Is it going to be safe this fall for me to challenge students to think, to question their assumptions, to analyze their prejudices? Will it be safe for me to confront cheaters? To fail people who cannot or do not do the work? Is it going to be safe for students if I encourage them to challenge each other in classroom discussions and exercises as I have done in the past? Can they still speak up about their own experiences as racial and sexual minorities? And don't tell me that it's always been a small risk: I know that. I also know that if the single best statistical predictor of death by gun is presence of a gun, then campus carry laws can only elevate the risk.

Should I spend $5-800 on a bullet-proof vest, if only to guard against accidental discharge? (That's a month's salary--or more--for one class.) I'm only half joking here: These are kids we are talking about, after all, people of an age at which rates of accidental injury and death are higher than for any other group. And this is Georgia we're talking about, where no training at all is required for permitting.

You can't take a loaded gun into a range or a gun store or show on your hip or in your purse or any way other than in its case. You have to show that it's unloaded, and at shows they even tag it to show it's been inspected and put a plastic thing through the trigger guard to prevent it firing. Why should I not take the same precautions in my classroom? Because unfortunately, under the law, I will not be allowed, that's why. And would I want to start every class by checking guns at the door, even if I could? No. It's ludicrous. I am not Wyatt Earp.

Should I carry a gun of my own? Could I, would I, shoot a student, even in self defense? (Probably not: It is a central tenet of Buddhism, according to my admittedly limited understanding, that my life is not inherently more valuable, for any reason, than that of any other sentient being. And as the effects of my late husband's NRA-induced paranoia wear off with the passage of time, I am progressively more and more inclined to just "peace out".) Would I, could I, shoot a student to protect a whole classroom full of innocent kids? Possibly. Probably, even. Do I want to place myself in such an ethical quandary? That would not seem wise. "If you don't want a slip, stay off the ice," advise AA old-timers.
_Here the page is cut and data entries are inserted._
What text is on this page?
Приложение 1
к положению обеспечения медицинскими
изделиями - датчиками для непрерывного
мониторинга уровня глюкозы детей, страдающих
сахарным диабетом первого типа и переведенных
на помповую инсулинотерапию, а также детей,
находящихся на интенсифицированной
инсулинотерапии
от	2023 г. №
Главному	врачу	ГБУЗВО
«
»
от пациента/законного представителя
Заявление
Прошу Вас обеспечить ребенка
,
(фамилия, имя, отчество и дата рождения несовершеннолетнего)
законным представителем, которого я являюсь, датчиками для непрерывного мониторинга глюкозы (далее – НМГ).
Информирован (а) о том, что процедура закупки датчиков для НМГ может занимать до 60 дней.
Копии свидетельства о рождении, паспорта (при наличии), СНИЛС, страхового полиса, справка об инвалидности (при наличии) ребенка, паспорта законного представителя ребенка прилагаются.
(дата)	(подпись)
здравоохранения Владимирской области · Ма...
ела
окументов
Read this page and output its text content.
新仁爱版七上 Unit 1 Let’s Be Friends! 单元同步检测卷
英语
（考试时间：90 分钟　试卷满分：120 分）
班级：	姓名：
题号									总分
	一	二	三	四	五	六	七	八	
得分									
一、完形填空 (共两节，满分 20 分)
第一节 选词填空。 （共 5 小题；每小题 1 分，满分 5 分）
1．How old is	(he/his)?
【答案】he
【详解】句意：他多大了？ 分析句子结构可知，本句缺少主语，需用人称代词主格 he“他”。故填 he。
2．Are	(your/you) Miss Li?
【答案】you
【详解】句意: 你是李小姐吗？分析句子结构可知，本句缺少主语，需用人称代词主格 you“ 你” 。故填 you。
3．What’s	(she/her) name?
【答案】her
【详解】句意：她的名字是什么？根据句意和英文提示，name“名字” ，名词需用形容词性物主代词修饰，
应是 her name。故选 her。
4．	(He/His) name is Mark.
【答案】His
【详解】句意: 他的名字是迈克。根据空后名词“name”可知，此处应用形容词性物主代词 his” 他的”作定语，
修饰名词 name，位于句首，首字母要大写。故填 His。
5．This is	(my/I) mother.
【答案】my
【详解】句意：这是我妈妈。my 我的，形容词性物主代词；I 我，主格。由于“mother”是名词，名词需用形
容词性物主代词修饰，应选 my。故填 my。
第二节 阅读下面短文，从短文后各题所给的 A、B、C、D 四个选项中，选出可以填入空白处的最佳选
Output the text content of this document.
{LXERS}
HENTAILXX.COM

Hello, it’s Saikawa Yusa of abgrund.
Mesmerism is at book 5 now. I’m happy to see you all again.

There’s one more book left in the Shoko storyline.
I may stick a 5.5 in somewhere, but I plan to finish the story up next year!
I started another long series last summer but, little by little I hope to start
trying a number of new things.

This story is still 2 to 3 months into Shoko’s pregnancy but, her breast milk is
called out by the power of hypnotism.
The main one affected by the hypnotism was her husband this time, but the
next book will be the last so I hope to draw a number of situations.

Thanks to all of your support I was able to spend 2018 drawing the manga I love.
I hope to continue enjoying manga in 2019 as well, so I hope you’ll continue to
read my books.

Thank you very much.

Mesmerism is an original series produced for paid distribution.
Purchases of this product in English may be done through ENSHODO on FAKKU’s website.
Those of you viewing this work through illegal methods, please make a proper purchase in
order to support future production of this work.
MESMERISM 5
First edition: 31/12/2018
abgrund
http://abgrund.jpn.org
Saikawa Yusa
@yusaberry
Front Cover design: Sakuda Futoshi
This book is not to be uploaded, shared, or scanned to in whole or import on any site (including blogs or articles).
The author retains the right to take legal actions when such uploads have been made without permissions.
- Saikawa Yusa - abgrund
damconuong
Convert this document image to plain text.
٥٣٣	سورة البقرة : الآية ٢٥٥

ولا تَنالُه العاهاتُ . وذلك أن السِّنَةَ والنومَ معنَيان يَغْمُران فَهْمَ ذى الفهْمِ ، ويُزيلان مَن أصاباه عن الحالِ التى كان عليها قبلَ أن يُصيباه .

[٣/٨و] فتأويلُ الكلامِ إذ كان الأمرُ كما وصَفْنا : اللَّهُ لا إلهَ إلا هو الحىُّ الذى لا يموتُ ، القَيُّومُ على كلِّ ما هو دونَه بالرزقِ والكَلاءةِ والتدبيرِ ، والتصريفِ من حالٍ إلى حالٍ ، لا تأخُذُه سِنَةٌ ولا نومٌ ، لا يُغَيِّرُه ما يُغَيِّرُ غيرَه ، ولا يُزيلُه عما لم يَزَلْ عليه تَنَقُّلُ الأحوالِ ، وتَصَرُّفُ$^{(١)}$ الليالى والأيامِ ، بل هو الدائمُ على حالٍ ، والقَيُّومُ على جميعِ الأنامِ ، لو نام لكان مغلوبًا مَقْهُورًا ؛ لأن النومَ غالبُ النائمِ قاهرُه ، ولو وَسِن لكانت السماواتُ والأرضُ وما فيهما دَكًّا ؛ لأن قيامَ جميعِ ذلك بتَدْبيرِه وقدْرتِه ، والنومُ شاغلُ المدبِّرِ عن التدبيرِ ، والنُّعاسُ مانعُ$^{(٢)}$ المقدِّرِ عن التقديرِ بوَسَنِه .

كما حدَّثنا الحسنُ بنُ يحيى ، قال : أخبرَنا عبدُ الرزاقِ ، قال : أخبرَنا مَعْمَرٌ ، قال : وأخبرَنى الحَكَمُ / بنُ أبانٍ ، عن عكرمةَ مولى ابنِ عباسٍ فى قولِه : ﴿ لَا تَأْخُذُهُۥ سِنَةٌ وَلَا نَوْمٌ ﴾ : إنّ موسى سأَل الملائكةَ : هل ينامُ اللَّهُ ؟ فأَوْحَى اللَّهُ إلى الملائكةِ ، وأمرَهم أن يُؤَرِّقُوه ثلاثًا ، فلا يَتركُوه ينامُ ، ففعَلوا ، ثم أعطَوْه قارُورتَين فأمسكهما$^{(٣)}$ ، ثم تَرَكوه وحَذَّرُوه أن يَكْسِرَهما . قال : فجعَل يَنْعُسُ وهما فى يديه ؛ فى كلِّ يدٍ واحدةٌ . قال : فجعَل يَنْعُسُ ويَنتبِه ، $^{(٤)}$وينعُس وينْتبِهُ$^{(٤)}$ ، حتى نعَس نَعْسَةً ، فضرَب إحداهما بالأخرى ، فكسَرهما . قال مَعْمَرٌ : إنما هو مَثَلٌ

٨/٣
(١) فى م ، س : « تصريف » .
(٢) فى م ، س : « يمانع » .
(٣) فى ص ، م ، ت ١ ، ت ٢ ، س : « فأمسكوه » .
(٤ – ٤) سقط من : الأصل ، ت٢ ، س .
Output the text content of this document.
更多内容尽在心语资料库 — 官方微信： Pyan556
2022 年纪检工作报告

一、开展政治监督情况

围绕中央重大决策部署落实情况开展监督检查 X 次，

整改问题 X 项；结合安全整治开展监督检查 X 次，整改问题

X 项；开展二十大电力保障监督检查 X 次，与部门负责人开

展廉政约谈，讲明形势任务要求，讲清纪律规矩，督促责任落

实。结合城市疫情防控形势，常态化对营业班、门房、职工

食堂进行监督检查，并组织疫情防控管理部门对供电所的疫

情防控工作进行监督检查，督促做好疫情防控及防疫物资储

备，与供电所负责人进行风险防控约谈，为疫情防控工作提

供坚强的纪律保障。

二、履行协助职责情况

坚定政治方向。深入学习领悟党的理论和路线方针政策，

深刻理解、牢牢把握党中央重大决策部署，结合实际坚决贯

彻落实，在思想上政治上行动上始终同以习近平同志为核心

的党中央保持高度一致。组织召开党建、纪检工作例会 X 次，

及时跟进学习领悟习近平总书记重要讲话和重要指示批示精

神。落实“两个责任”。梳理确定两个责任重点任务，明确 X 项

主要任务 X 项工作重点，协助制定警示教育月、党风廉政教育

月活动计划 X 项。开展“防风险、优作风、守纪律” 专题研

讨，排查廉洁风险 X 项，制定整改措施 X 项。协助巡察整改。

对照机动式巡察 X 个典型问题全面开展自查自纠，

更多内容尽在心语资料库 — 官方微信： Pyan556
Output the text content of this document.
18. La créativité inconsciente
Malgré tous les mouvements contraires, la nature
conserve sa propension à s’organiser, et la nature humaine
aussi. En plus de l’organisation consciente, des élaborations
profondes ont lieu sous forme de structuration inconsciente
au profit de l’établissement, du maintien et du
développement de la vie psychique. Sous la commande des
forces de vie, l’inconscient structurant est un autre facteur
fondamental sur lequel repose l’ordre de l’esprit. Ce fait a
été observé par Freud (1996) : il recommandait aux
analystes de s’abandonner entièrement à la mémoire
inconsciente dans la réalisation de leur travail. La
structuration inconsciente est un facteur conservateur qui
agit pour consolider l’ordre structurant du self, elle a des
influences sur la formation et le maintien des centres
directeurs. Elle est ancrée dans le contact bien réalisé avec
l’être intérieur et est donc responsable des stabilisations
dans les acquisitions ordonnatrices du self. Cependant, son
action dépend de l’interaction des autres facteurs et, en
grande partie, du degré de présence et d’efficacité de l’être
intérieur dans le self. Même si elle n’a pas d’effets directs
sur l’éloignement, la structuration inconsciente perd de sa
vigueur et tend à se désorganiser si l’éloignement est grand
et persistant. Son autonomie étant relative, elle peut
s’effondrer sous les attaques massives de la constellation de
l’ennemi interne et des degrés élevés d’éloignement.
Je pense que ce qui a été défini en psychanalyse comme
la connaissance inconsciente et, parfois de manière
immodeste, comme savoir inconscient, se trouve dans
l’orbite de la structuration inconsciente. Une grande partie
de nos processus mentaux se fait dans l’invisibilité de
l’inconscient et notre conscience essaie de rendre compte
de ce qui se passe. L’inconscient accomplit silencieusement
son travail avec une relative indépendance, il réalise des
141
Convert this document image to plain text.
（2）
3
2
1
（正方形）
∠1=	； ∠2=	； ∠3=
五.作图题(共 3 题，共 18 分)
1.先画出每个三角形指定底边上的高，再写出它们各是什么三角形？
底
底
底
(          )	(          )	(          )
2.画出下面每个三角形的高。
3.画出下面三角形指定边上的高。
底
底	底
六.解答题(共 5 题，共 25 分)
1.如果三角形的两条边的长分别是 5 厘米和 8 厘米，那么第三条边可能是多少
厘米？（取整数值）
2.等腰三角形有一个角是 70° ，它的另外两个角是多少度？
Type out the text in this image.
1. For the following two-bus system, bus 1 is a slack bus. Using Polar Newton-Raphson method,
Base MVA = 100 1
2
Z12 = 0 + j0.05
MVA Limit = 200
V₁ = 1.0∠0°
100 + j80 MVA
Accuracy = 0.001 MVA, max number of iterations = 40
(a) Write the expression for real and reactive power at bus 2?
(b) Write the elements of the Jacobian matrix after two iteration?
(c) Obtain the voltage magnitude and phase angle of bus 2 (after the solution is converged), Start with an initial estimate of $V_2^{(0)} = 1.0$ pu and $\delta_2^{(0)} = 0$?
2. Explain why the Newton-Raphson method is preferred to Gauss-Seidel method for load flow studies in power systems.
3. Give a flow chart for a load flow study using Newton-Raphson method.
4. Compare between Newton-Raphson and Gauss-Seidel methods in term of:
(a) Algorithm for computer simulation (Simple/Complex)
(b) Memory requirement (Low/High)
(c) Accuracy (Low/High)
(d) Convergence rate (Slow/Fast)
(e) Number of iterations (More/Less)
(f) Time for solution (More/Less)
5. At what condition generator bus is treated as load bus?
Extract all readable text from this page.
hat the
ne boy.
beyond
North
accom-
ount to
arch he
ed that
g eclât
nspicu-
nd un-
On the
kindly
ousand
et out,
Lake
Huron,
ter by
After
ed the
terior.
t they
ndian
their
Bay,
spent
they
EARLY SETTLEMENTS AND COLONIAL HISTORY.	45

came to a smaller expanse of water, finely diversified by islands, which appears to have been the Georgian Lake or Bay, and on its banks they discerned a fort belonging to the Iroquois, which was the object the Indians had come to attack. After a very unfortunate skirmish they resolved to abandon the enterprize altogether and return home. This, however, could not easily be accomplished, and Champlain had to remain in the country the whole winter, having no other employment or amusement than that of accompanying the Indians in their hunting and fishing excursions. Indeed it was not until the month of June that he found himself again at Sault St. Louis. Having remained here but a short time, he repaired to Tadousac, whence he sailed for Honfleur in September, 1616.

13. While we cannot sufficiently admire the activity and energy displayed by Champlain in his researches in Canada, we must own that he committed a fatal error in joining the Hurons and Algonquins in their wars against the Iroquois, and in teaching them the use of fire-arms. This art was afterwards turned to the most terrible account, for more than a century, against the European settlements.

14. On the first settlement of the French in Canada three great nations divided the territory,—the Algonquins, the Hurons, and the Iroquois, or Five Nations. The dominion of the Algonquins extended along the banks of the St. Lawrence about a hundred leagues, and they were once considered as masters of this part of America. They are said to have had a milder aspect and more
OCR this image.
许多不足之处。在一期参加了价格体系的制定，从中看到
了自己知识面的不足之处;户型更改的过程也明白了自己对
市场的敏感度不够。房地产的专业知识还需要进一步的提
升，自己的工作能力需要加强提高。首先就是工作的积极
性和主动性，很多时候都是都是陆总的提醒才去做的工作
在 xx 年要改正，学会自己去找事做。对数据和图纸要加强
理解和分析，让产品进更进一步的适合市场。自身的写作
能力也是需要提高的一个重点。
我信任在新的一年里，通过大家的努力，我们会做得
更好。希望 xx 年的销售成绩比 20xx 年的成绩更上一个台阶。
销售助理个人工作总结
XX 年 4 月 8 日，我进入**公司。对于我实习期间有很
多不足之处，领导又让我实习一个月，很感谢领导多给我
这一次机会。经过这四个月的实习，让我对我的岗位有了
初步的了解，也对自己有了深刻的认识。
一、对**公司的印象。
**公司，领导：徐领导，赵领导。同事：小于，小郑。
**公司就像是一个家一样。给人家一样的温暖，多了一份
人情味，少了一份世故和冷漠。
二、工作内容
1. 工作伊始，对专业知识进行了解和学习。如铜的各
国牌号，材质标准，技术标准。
And how would my kids feel about a professor with a gun on her hip? What would it be like for them to know that I, by even bringing one onto campus, have thus publicly stated my willingness to kill one of them or one of my colleagues under whatever I judge, in the heat of the moment, to be the "right" circumstances? What the hell kind of message is that sending? Especially to Black students, given what I teach about implicit biases! Would any of them, Black or white, feel free to challenge me? To question me? To argue with me? No. I can't imagine that they would: It's already enough of a challenge, given the power differential between professors and students, under normal circumstances. As it is, most of the challenges directed at me only come from white males.

No, the idea of going into the classroom or even into office hours armed is ludicrous, appalling even. And ultimately unacceptable. Carrying one in the van for personal protection on campus is only slightly less objectionable. It's like Mutually Assured Destruction. I can ramp up my defenses, thereby increasing the danger to us all, or I can start the disarmament process. It's got to start somewhere; might as well be with me.